The Effects of Dietary Crude Protein Level on Ammonia Emissions from Slurry from Lactating Holstein-Friesian Cows as Measured in Open-Circuit Respiration Chambers

SIMPLE SUMMARY: Farmed livestock, particularly dairy cows, are the largest source of ammonia (NH(3)) emissions to the atmosphere in Europe and other parts of the developed world. Generally, more than 80% of the total agricultural NH(3) emissions in Europe come from manure slurries (mixtures of urine and faeces) with hydrolysis of urea nitrogen (N) in urine, and ammonification of the organic N fraction in faeces as the two main sources of the NH(3). It is also worth noting that the concentration of these two main sources of NH(3) emissions from manure slurries (particularly urea N in urine) is positively associated with dietary protein content. ABSTRACT: The effect of dietary crude protein (CP) level on ammonia (NH(3)) emissions from slurry from lactating Holstein-Friesian cows was studied. Twenty-four-hour total collections of faeces and urine were made from 24 lactating Holstein-Friesian cows fed four total mixed rations containing 141, 151, 177, and 201 g CP/kg DM (6 cows/diet). The collected urine and faeces from each cow were combined to form 2 kg duplicate slurry samples (weight/weight; fresh basis) according to the proportions in which they were excreted. NH(3) emissions from the slurry samples were measured, during 0–24 and 24–48 h intervals in six open-circuit respiration chambers maintained at two temperatures (8 or 18 °C). NH(3) emissions for the 0–24 and 0–48 h intervals, as well as the average daily emissions, increased linearly with increasing dietary CP level.
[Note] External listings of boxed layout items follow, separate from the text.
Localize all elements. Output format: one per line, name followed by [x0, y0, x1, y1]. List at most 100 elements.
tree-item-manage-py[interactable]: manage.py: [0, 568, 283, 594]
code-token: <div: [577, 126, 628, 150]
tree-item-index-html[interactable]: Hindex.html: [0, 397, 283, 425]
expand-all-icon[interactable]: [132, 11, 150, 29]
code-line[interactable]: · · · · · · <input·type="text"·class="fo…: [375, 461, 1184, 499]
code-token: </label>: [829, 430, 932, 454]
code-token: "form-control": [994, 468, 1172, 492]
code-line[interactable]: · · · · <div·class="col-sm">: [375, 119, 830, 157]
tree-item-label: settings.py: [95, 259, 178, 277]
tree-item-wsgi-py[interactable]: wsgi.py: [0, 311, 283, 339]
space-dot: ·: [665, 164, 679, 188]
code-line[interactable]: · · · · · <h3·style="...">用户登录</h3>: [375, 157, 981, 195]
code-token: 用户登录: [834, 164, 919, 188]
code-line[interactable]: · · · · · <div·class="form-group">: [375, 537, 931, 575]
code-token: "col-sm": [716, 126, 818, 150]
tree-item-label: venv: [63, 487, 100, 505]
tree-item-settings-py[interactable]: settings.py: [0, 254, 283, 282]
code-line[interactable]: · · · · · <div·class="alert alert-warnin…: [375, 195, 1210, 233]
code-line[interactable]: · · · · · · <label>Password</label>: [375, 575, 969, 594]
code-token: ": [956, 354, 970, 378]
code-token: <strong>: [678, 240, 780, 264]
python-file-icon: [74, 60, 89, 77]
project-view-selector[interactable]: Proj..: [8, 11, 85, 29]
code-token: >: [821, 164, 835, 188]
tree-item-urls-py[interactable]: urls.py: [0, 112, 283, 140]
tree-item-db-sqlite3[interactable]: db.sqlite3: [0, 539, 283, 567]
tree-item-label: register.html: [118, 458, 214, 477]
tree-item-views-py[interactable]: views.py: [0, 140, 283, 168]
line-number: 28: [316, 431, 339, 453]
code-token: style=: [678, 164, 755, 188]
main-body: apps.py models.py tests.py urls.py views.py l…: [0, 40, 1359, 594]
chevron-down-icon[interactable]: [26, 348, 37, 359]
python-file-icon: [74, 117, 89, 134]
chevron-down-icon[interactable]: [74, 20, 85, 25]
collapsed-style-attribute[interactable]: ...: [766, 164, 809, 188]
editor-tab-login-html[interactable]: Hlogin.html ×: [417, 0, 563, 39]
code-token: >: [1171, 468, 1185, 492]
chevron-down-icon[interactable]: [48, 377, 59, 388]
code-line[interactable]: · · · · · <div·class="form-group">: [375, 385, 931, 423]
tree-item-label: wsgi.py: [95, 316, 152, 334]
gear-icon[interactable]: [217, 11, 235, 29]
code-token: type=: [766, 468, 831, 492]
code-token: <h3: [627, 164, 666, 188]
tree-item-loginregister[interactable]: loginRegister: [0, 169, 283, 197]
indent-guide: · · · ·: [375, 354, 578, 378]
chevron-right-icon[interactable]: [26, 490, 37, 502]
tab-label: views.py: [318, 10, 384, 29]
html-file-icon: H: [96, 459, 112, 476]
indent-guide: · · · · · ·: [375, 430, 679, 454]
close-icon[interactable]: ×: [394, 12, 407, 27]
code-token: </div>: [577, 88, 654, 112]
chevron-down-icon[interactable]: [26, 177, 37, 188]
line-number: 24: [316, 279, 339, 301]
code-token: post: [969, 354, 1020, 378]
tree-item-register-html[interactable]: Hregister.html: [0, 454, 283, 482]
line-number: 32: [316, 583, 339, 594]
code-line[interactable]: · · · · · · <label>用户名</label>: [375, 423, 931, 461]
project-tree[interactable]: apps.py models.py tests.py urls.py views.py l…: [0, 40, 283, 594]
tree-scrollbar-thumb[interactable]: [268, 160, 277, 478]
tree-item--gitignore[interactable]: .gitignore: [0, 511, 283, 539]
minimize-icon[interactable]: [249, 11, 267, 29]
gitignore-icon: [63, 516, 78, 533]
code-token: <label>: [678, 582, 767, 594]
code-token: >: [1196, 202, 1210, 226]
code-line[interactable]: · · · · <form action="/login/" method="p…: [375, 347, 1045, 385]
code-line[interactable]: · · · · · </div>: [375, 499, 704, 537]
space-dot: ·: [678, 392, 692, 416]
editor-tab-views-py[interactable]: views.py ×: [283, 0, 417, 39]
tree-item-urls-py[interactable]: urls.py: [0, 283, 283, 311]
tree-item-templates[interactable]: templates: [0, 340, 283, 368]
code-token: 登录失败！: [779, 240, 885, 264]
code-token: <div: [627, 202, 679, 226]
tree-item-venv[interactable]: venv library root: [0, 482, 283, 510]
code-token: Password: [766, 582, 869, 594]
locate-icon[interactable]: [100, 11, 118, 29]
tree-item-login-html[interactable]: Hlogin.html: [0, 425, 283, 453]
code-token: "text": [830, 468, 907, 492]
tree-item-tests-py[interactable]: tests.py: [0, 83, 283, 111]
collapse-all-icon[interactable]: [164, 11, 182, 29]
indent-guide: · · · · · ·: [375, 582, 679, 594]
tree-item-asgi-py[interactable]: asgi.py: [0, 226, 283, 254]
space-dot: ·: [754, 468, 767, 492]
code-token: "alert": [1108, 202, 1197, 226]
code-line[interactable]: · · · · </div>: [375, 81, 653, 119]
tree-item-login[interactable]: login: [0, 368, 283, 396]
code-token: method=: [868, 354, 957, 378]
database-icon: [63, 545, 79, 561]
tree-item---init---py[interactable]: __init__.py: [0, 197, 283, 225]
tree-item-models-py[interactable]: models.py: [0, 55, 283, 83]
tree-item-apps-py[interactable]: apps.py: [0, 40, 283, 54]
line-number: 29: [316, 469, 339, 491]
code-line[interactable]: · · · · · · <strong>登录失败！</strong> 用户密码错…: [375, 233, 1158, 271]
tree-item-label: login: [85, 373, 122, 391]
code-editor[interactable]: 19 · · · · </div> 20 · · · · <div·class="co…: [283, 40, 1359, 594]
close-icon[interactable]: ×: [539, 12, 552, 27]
Increasing the temperature from 8 to 18 °C positively affected NH(3) emissions, but only for the 0–24 h interval. In situations where direct measurements are impossible, NH(3) emissions from slurry can be predicted accurately using equations based on dietary CP level supported by either urinary nitrogen, faeces nitrogen, or both. In summary, increasing dietary CP level linearly increased average daily NH(3) emissions from slurry, with a 5.4 g increase for each 10 g increase in dietary CP.